Congratulations on your 8th anniversary!  And thank you for re-posting Iyer’s essay and re-minding all of us of why we travel.  Of why it is important to reach out beyond our own personal space, reach out beyond our borders, reach out beyond our cultural expectations.

Pico Iyer delves into the actual meaning of travel—- as getting outdoors can stave off ‘Nature deficit’, traveling can stave off ‘cultural deficit’.

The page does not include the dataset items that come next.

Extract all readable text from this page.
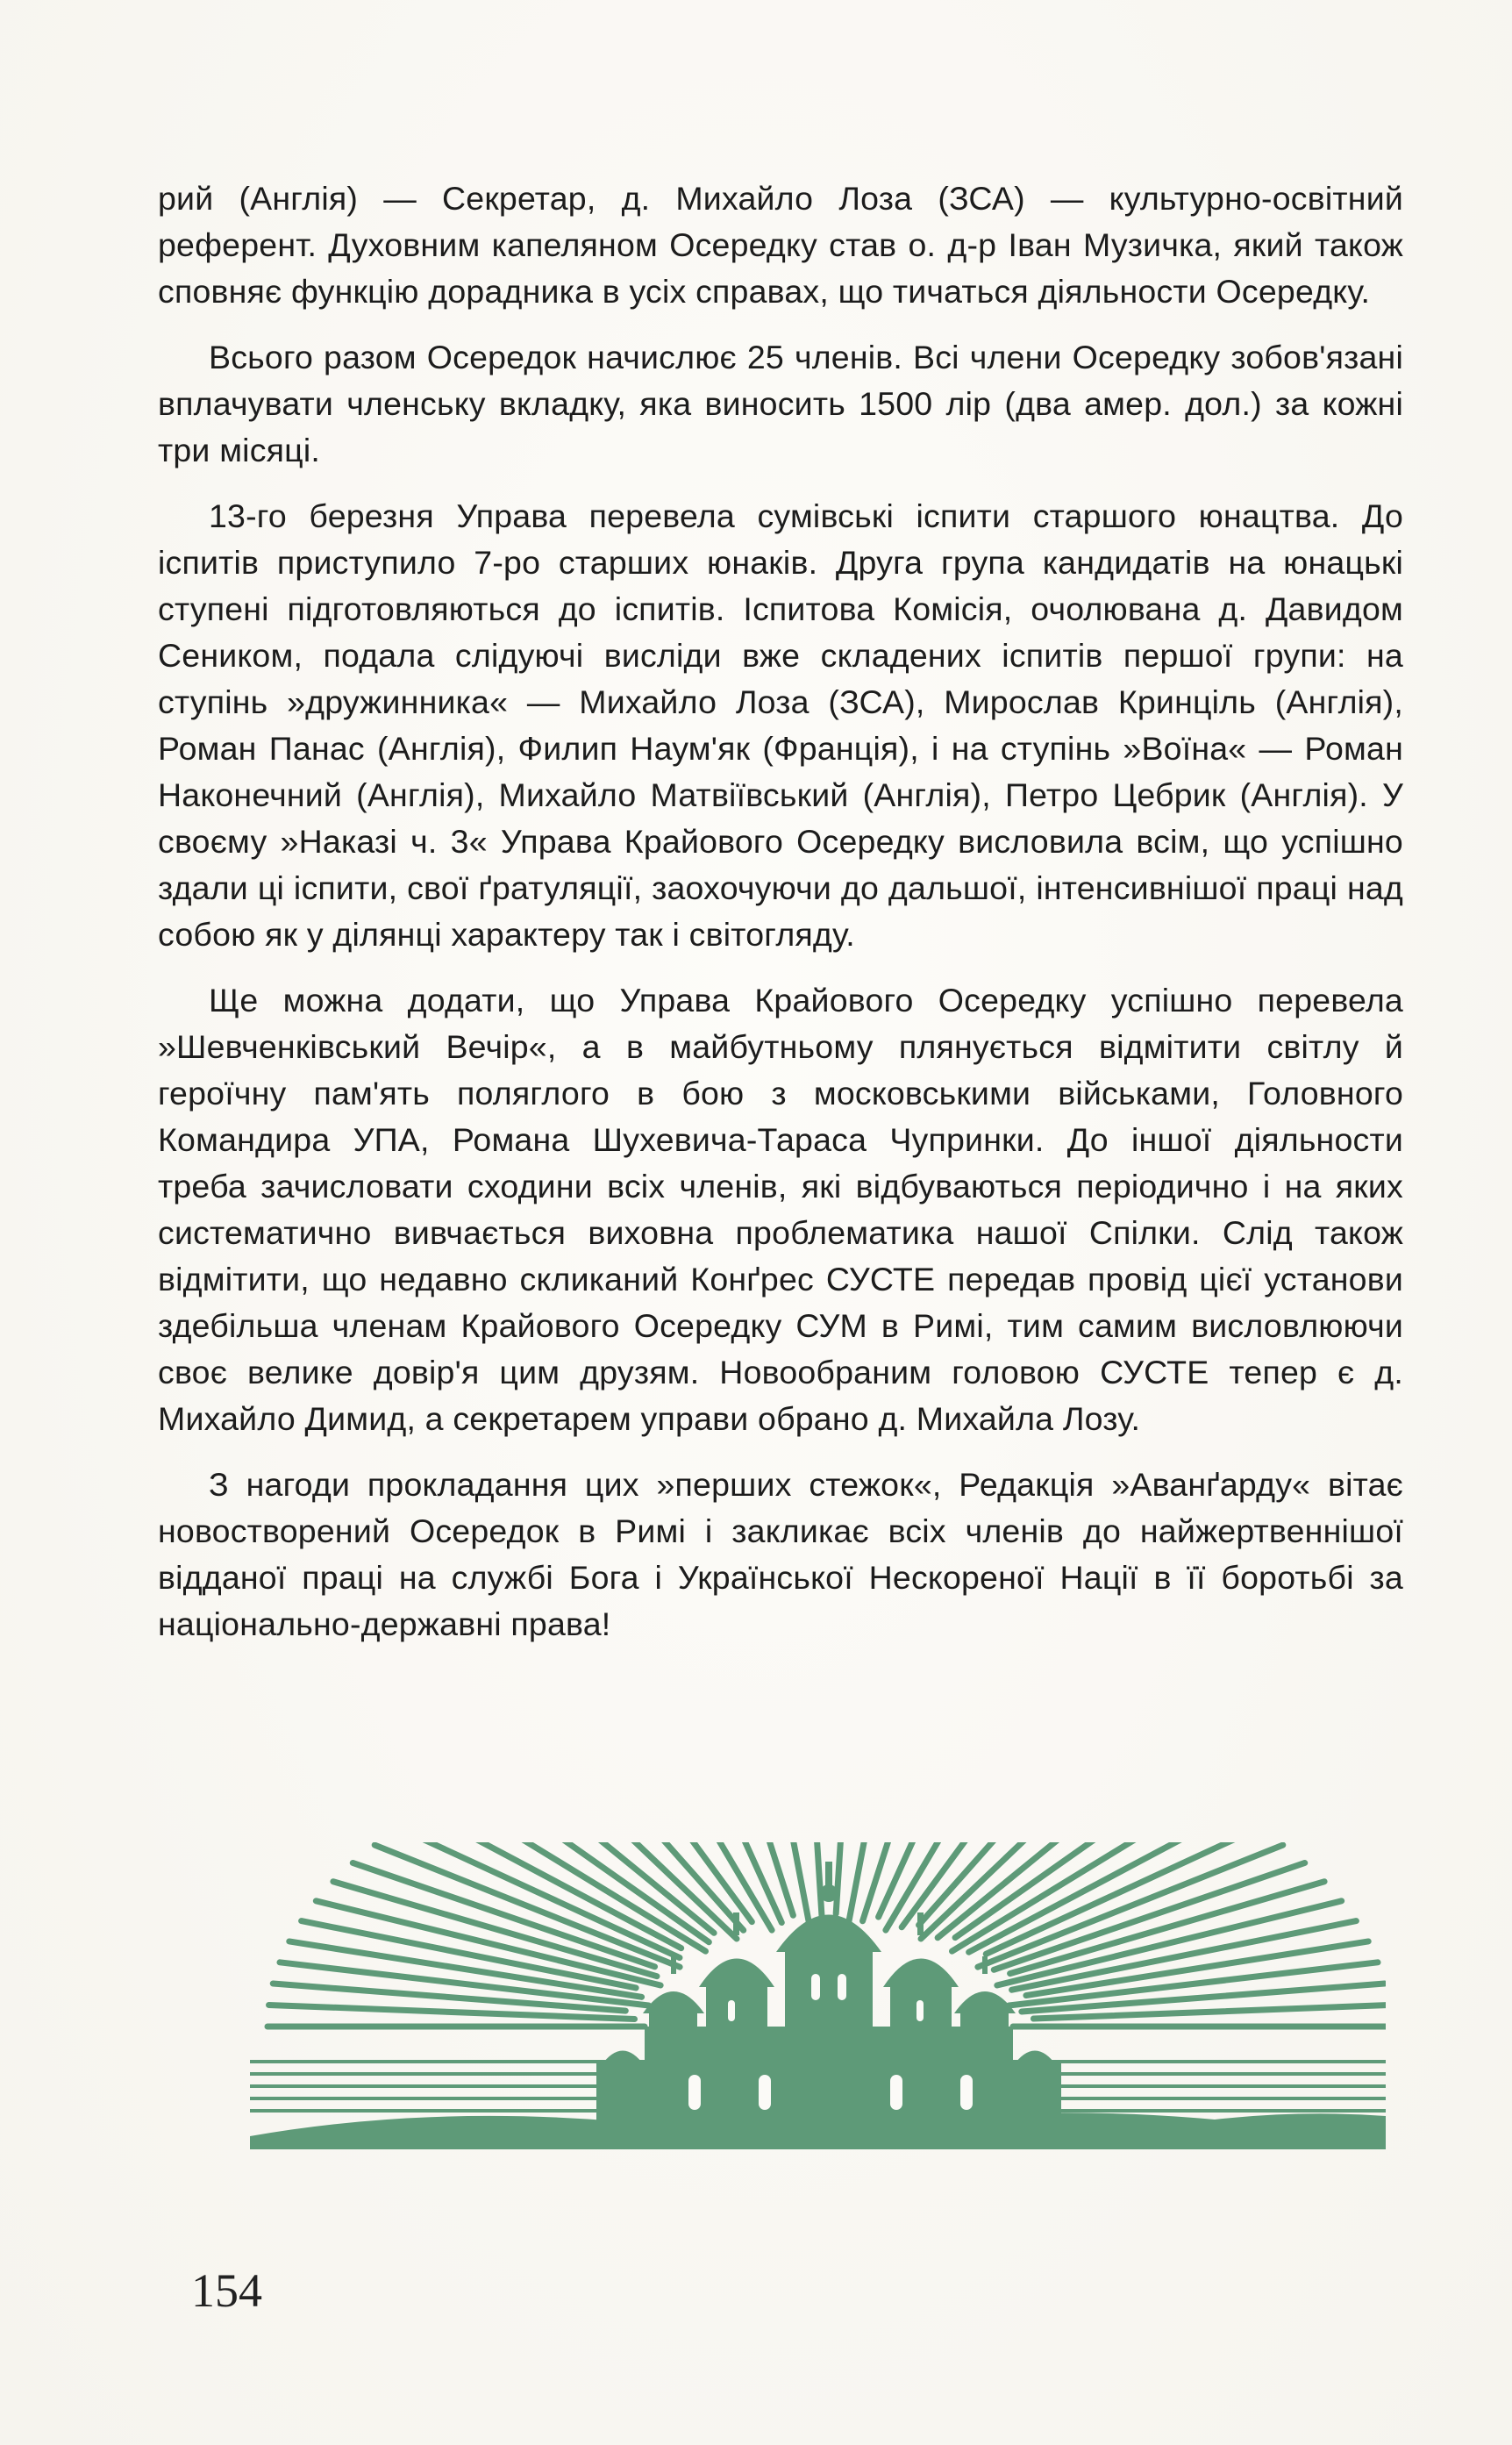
рий (Англія) — Секретар, д. Михайло Лоза (ЗСА) — культурно-освітний референт. Духовним капеляном Осередку став о. д-р Іван Музичка, який також сповняє функцію дорадника в усіх справах, що тичаться діяльности Осередку.

Всього разом Осередок начислює 25 членів. Всі члени Осередку зобов'язані вплачувати членську вкладку, яка виносить 1500 лір (два амер. дол.) за кожні три місяці.

13-го березня Управа перевела сумівські іспити старшого юнацтва. До іспитів приступило 7-ро старших юнаків. Друга група кандидатів на юнацькі ступені підготовляються до іспитів. Іспитова Комісія, очолювана д. Давидом Сеником, подала слідуючі висліди вже складених іспитів першої групи: на ступінь »дружинника« — Михайло Лоза (ЗСА), Мирослав Кринціль (Англія), Роман Панас (Англія), Филип Наум'як (Франція), і на ступінь »Воїна« — Роман Наконечний (Англія), Михайло Матвіївський (Англія), Петро Цебрик (Англія). У своєму »Наказі ч. 3« Управа Крайового Осередку висловила всім, що успішно здали ці іспити, свої ґратуляції, заохочуючи до дальшої, інтенсивнішої праці над собою як у ділянці характеру так і світогляду.

Ще можна додати, що Управа Крайового Осередку успішно перевела »Шевченківський Вечір«, а в майбутньому плянується відмітити світлу й героїчну пам'ять поляглого в бою з московськими військами, Головного Командира УПА, Романа Шухевича-Тараса Чупринки. До іншої діяльности треба зачисловати сходини всіх членів, які відбуваються періодично і на яких систематично вивчається виховна проблематика нашої Спілки. Слід також відмітити, що недавно скликаний Конґрес СУСТЕ передав провід цієї установи здебільша членам Крайового Осередку СУМ в Римі, тим самим висловлюючи своє велике довір'я цим друзям. Новообраним головою СУСТЕ тепер є д. Михайло Димид, а секретарем управи обрано д. Михайла Лозу.

З нагоди прокладання цих »перших стежок«, Редакція »Аванґарду« вітає новостворений Осередок в Римі і закликає всіх членів до найжертвеннішої відданої праці на службі Бога і Української Нескореної Нації в її боротьбі за національно-державні права!

154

Mary 08.11.10 | 12:33 PM ET

I can say that travelling is like getting into new reality, even if you travel to the same place it is always something new there. This essay inspires to expand new horizonts!

Kelly Harmon @hiptraveler 11.13.10 | 1:27 AM ET

intelligently written and infinitely relate-able by all travelers.

keep discovering! ~cheers, @hiptraveler

Nina 11.13.10 | 2:59 AM ET

I love this article By Pico Iyer. Thank you World Hum for republishing it. So beautifully written.

Heather Bosely 11.17.10 | 11:23 AM ET

Thank you for republishing this article!  What a joy to read and hear expressed so clearly the wonders of travel to be experienced by really seeing.

Boomergirl 11.22.10 | 12:03 PM ET

Made my Monday morning!

deepa gupta 11.29.10 | 8:44 AM ET

profound writing,immensely strong and impressive-your beginning of this article is truly deadly.thanks for sharing this .

Raghuvir 12.04.10 | 6:31 AM ET

Loved this article. Hope you republish more of such articles.

WhiteApple 12.22.10 | 9:10 AM ET

I’ve watched a big amount of videos on the issue on this site http://www.tubesfan.com and got my own vision of the philosophy of travelling. Well, if a person is too fond of travelling, in my humble opinion it means that they are infantile, this is a direct evidence of the immaturity of thinking, selfishness, irresponsibility if you wish, though in the best meaning of those qualities.)) Most people travel to escape their daily lives. Unfortunately, when they come back to reality, their problems, family, friends, and issues they face are still there. Travel to enjoy it, meet new people, get rid of your baggage, learn about culture and history, and enjoy yourself.